I really started thinking about this issue in relation to the now famous Verizon Math site and associated videos that show just how hapless humans can be when we depend entirely on computers to return the correct answer. What I’m saying here is that we’ve more or less reached the point where we believe that computers will always return the correct answer, and forget that while computer programmers aim to have their programs answer on the “true” side of the law of non-contradiction, sometimes this unfortunately isn’t the case.

If you’d like a poignant example, please watch this video, where several Verizon employees fail to recognize how their computer system has overcharged the customer on the phone. I don’t bring this video up to pick on Verizon specifically, but this is an issue that has gained a lot of attention over the last several months:

Now, here’s the point: Though Verizon is in the wrong, the employees are not willing to recognize the error. And why is this the case? I can think of several reasons.

  1. Verizon employees are used to hearing customers complain about how they have been mischarged, and generally speaking the customer is wrong.
  2. These Verizon employees do not understand the math being explained to them by the customer.
  3. These Verizon employees are trusting what their computer system is telling them without fail.

And I think that all three issues played a part in the lack of understanding of the employees. But the issue that bothers me the most is the third, that the employees infallibly trust their computer system. What bothers me most about this story is that even in the face of blatant mathematical reasoning, the belief of the employees was to side with the answer provided by the computer. And the computer was incorrect. Due to a variety of circumstances, the math provided by the computer program did not match the price quote delivered by Verizon. And rather than viewing the computer as the product of human intellict, they viewed the computer as the objective arbiter.

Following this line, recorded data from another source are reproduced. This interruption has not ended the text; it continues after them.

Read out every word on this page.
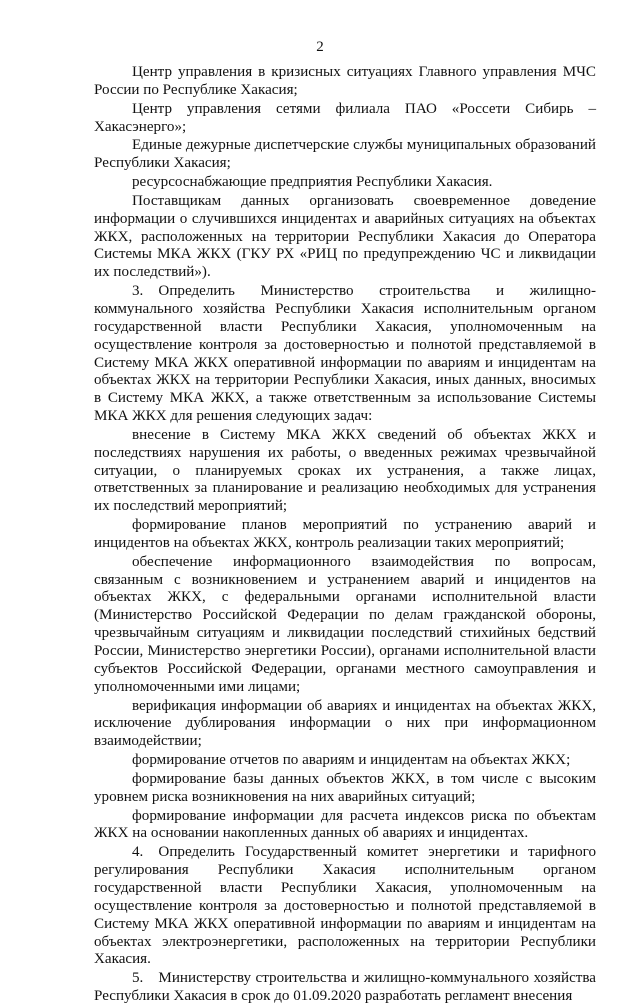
2

Центр управления в кризисных ситуациях Главного управления МЧС России по Республике Хакасия;

Центр управления сетями филиала ПАО «Россети Сибирь – Хакасэнерго»;

Единые дежурные диспетчерские службы муниципальных образований Республики Хакасия;

ресурсоснабжающие предприятия Республики Хакасия.

Поставщикам данных организовать своевременное доведение информации о случившихся инцидентах и аварийных ситуациях на объектах ЖКХ, расположенных на территории Республики Хакасия до Оператора Системы МКА ЖКХ (ГКУ РХ «РИЦ по предупреждению ЧС и ликвидации их последствий»).

3. Определить Министерство строительства и жилищно-коммунального хозяйства Республики Хакасия исполнительным органом государственной власти Республики Хакасия, уполномоченным на осуществление контроля за достоверностью и полнотой представляемой в Систему МКА ЖКХ оперативной информации по авариям и инцидентам на объектах ЖКХ на территории Республики Хакасия, иных данных, вносимых в Систему МКА ЖКХ, а также ответственным за использование Системы МКА ЖКХ для решения следующих задач:

внесение в Систему МКА ЖКХ сведений об объектах ЖКХ и последствиях нарушения их работы, о введенных режимах чрезвычайной ситуации, о планируемых сроках их устранения, а также лицах, ответственных за планирование и реализацию необходимых для устранения их последствий мероприятий;

формирование планов мероприятий по устранению аварий и инцидентов на объектах ЖКХ, контроль реализации таких мероприятий;

обеспечение информационного взаимодействия по вопросам, связанным с возникновением и устранением аварий и инцидентов на объектах ЖКХ, с федеральными органами исполнительной власти (Министерство Российской Федерации по делам гражданской обороны, чрезвычайным ситуациям и ликвидации последствий стихийных бедствий России, Министерство энергетики России), органами исполнительной власти субъектов Российской Федерации, органами местного самоуправления и уполномоченными ими лицами;

верификация информации об авариях и инцидентах на объектах ЖКХ, исключение дублирования информации о них при информационном взаимодействии;

формирование отчетов по авариям и инцидентам на объектах ЖКХ;

формирование базы данных объектов ЖКХ, в том числе с высоким уровнем риска возникновения на них аварийных ситуаций;

формирование информации для расчета индексов риска по объектам ЖКХ на основании накопленных данных об авариях и инцидентах.

4. Определить Государственный комитет энергетики и тарифного регулирования Республики Хакасия исполнительным органом государственной власти Республики Хакасия, уполномоченным на осуществление контроля за достоверностью и полнотой представляемой в Систему МКА ЖКХ оперативной информации по авариям и инцидентам на объектах электроэнергетики, расположенных на территории Республики Хакасия.

5. Министерству строительства и жилищно-коммунального хозяйства Республики Хакасия в срок до 01.09.2020 разработать регламент внесения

Using the computer as an objective arbiter is a dangerous business for a variety of reasons, including most notably that the program returning the answer can be incomplete or incorrect. In the case of the recent financial meltdown, at least part of the blame can be placed on mathematical models that viewed sets of risk transactions (e.g. credit default swaps) as independent events. As it turns out, these events were NOT independent. Here’s an articleabout this. But an assumption of the program was to treat them independently. So was the computer wrong? Practically speaking, in retrospect, yes. But I don’t think that’s the right way of looking at it. The computer was answering the question based upon the programmer’s intent. And it was answering the question correctly in that sense.

What’s the moral of the story? Basically, it’s that computers answer problem in EXACTLY the ways they are programmed to do so. No more and no less. Computers are designed to be “right”, but it doesn’t mean that it will always pan out this way. Treating them as flawless objective arbiters is farming out your intellect. And while I’m certainly not saying that computers and their programs can’t be trusted (hell, it’s what I do for a living), I’m also saying that it’s a good idea to treat them as if they’re a product of humanity.